The Nauru International Port is a seaport which is currently under construction in Nauru in the Pacific Ocean. It will become the country's first international seaport and improve commerce and connectivity for the island nation. The $79.59 million USD project will be a climate change-proof port which will be vital in receiving necessary supplies such as fuel, food, and medical supplies. The new port, which was originally expected to open in December 2020, is anticipated to fit Nauru's needs until at least 2050.

==History==
Nauru had planned for a large, maritime port for over a century. To receive supplies, large ships would dock offshore and ferry cargo containers to the 111-year-old Aiwo Boat Harbor in a process that was unsafe, difficult, and inefficient.

After the project was greenlighted in September 2019, construction of the port began the following month at the site of the aged harbor with funding from the Asian Development Bank, Green Climate Fund, the governments of Australia and Nauru, and the Nauru Sustainable and Climate Resilient Connectivity Project. In preparation for the anticipated 2021 opening sixty local workers were trained in modern port practices such as safety, maintenance and stevedoring.

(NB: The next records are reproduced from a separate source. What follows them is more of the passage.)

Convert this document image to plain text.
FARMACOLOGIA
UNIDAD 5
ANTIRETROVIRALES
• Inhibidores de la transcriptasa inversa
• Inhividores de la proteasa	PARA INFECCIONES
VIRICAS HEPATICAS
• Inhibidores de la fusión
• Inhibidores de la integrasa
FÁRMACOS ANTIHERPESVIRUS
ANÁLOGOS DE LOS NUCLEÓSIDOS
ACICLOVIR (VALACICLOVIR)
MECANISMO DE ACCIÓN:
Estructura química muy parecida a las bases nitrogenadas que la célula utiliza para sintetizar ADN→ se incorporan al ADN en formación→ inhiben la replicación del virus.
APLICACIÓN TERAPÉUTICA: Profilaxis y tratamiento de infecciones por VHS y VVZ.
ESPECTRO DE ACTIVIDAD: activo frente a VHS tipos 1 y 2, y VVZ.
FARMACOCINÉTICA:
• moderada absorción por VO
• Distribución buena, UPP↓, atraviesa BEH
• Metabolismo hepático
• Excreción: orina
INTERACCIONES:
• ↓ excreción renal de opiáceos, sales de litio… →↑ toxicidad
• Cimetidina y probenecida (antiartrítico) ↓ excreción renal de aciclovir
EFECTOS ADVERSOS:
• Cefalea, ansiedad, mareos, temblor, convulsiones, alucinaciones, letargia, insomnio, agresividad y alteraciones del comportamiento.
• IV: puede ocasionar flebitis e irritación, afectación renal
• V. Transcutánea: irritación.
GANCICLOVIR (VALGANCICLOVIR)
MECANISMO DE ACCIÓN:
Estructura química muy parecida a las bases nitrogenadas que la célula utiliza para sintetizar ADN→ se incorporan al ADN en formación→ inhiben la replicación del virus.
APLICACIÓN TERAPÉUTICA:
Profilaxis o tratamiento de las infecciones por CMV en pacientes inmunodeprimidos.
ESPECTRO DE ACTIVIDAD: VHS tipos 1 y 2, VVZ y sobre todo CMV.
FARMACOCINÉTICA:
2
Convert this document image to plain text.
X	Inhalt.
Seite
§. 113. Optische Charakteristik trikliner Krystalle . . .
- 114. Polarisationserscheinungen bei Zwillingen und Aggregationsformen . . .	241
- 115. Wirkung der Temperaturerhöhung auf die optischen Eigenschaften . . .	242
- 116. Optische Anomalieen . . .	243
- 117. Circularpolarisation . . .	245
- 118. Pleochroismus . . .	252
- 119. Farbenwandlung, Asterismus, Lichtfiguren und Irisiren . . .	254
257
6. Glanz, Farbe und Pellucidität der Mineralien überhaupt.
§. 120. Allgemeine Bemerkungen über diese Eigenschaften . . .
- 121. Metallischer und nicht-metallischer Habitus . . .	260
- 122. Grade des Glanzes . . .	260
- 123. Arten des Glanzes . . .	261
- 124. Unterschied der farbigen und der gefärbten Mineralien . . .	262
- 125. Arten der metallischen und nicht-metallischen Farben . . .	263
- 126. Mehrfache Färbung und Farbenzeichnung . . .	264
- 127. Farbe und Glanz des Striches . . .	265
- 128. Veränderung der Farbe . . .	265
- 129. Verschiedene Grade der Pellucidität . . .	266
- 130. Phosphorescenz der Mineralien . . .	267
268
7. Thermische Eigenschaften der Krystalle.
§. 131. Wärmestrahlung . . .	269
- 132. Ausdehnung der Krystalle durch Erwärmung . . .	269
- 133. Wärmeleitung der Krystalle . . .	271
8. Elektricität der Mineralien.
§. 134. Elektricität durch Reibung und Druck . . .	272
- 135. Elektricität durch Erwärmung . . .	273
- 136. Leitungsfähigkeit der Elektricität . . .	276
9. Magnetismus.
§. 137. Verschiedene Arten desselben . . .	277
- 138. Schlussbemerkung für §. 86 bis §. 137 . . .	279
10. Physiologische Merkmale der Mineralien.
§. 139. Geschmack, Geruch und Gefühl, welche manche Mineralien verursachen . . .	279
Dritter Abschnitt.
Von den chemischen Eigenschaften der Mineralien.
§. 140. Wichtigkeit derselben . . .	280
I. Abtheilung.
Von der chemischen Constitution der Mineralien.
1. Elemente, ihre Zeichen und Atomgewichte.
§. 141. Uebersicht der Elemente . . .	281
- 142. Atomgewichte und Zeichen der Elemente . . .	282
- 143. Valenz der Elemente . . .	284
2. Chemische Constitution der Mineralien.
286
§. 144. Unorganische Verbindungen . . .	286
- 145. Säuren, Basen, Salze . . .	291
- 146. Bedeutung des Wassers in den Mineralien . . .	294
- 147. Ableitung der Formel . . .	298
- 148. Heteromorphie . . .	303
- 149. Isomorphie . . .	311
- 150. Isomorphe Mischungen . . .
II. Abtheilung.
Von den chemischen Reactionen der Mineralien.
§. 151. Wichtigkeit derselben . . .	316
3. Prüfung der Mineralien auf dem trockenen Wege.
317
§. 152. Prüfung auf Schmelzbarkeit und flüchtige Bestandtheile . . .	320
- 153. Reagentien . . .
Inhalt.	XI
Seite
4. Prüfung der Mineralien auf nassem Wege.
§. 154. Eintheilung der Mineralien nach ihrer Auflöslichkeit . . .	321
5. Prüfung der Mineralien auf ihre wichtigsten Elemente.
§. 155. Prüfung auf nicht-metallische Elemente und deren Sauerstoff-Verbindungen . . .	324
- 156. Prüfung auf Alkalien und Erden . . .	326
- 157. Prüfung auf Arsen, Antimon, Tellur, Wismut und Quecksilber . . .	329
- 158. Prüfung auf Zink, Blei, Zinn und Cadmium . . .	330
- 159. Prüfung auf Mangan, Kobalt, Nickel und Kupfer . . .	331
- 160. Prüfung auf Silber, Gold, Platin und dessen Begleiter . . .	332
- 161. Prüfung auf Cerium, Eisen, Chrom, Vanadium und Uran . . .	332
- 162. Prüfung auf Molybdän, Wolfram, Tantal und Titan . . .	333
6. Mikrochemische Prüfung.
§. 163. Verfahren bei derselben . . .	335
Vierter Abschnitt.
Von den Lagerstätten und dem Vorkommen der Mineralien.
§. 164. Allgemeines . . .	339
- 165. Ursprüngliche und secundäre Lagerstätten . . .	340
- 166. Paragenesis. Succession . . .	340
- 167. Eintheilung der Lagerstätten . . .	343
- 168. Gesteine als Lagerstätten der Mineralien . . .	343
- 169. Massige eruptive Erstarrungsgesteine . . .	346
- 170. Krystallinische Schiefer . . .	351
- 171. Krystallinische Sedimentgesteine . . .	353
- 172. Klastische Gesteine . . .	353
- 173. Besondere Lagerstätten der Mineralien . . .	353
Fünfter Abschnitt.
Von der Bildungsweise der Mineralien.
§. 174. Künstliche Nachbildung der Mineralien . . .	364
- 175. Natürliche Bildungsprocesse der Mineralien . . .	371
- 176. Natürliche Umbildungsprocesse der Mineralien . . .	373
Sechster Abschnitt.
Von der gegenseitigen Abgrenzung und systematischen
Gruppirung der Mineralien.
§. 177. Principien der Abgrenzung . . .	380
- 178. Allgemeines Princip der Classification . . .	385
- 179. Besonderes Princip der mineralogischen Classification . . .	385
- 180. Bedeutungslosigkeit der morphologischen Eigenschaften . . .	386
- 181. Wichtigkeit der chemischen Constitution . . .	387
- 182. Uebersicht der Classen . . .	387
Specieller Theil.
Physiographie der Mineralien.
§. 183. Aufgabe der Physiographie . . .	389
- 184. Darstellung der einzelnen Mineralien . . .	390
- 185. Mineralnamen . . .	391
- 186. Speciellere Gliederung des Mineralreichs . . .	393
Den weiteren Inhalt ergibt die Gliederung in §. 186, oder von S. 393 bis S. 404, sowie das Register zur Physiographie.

By March 2022 the second family moved into a newly constructed house as part of the Red Zone Rehabilitation Project. As part of the scheme, families whose property was encroached upon by the enlargement of the port area were given a house with a construction cost of $64,000 AUD paid for by the Nauruan government. It was anticipated that 250 individuals would receive a new home as part of the program. The $2.3m project addresses safety concerns related to living close to the construction site and the already-unsafe conditions of the structures which were originally built in the early to mid-twentieth century to house Chinese and Caroline Islanders brought to Nauru by the British to work in the phosphate industry. In May of that year the ADB provided another $15 million grant to cover additional costs caused by the COVID-19 pandemic.